Bij de behandeling van hyperhomocysteïnemie met foliumzuur maken de briefschrijvers drie kanttekeningen, betreffende de klassieke valkuil van de (epidemiologische) samenhang versus causaliteit, de roep om harde klinische eindpunten, en de bezorgdheid voor bijwerkingen. Wij zijn het met deze kanttekeningen eens.
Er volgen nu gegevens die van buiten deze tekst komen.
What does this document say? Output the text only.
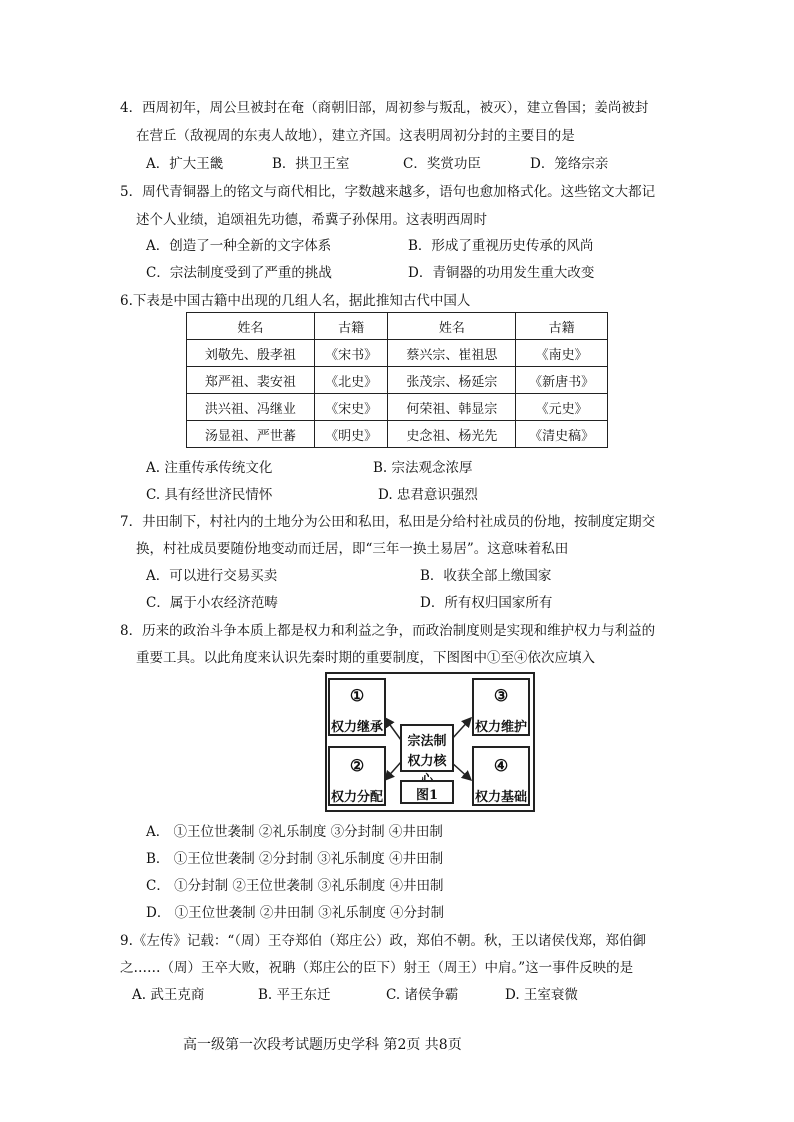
4．西周初年，周公旦被封在奄（商朝旧部，周初参与叛乱，被灭），建立鲁国；姜尚被封
在营丘（敌视周的东夷人故地），建立齐国。这表明周初分封的主要目的是
A．扩大王畿	B．拱卫王室	C．奖赏功臣	D．笼络宗亲
5．周代青铜器上的铭文与商代相比，字数越来越多，语句也愈加格式化。这些铭文大都记
述个人业绩，追颂祖先功德，希冀子孙保用。这表明西周时
A．创造了一种全新的文字体系	B．形成了重视历史传承的风尚
C．宗法制度受到了严重的挑战	D．青铜器的功用发生重大改变
6.下表是中国古籍中出现的几组人名，据此推知古代中国人
姓名	古籍	姓名	古籍
刘敬先、殷孝祖	《宋书》	蔡兴宗、崔祖思	《南史》
郑严祖、裴安祖	《北史》	张茂宗、杨延宗	《新唐书》
洪兴祖、冯继业	《宋史》	何荣祖、韩显宗	《元史》
汤显祖、严世蕃	《明史》	史念祖、杨光先	《清史稿》
A. 注重传承传统文化	B. 宗法观念浓厚
C. 具有经世济民情怀	D. 忠君意识强烈
7．井田制下，村社内的土地分为公田和私田，私田是分给村社成员的份地，按制度定期交
换，村社成员要随份地变动而迁居，即“三年一换土易居”。这意味着私田
A．可以进行交易买卖	B．收获全部上缴国家
C．属于小农经济范畴	D．所有权归国家所有
8．历来的政治斗争本质上都是权力和利益之争，而政治制度则是实现和维护权力与利益的
重要工具。以此角度来认识先秦时期的重要制度，下图图中①至④依次应填入
①
权力继承
②
权力分配
③
权力维护
④
权力基础
宗法制
权力核
图1
A． ①王位世袭制 ②礼乐制度 ③分封制 ④井田制
B． ①王位世袭制 ②分封制 ③礼乐制度 ④井田制
C． ①分封制 ②王位世袭制 ③礼乐制度 ④井田制
D． ①王位世袭制 ②井田制 ③礼乐制度 ④分封制
9.《左传》记载：“（周）王夺郑伯（郑庄公）政，郑伯不朝。秋，王以诸侯伐郑，郑伯御
之……（周）王卒大败，祝聃（郑庄公的臣下）射王（周王）中肩。”这一事件反映的是
A. 武王克商	B. 平王东迁	C. 诸侯争霸	D. 王室衰微
高一级第一次段考试题历史学科 第2页 共8页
Een soortgelijke kanttekening hebben wij gemaakt bij een eventuele verhoging van de aanbevolen dagelijkse hoeveelheid reeds in dit stadium, doch wij hechten eraan nogmaals naar voren te brengen dat het hier geen onderzoek betreft naar de behandeling van hyperhomocysteïnemie. Wel is het misschien tijd om wat genuanceerder te gaan denken over de spelregels rondom ‘evidence-based medicine’. Dit geldt met name daar waar het gaat om interventies waarbij de kosten nagenoeg geen rol spelen en de risico's waarschijnlijk te verwaarlozen zijn. Schijnbaar zonder bijwerkingen nemen momenteel grote groepen gezonde personen (onder andere in de VS) dagelijks foliumzuur bevattende voedingssupplementen tot zich of bereiken een grotere foliumzuurinname via verrijkte voeding. Met het vasthouden aan de huidige bewijsvoering lopen wij, als vertegenwoordigers van de medische professie, de kans dat het publiek ons rechts passeert, nog voordat wij ons prospectieve, placebogecontroleerde, dubbelblinde onderzoek met harde klinische eindpunten hebben afgerond. De recente ‘editorial’ in The New England Journal of Medicine suggereert dat de Amerikanen in ieder geval niet op de uitkomsten gaan zitten wachten.1

D.A.J. Brouwer
H.T.M.E. Welten
J.J. van Doormaal
D.-J. Reijngoud
F.A.J. Muskiet
Literatuur
  1. Oakley jr GP. Eat right and take a multivitamin. N Engl J Med 1998; 338:1060-1.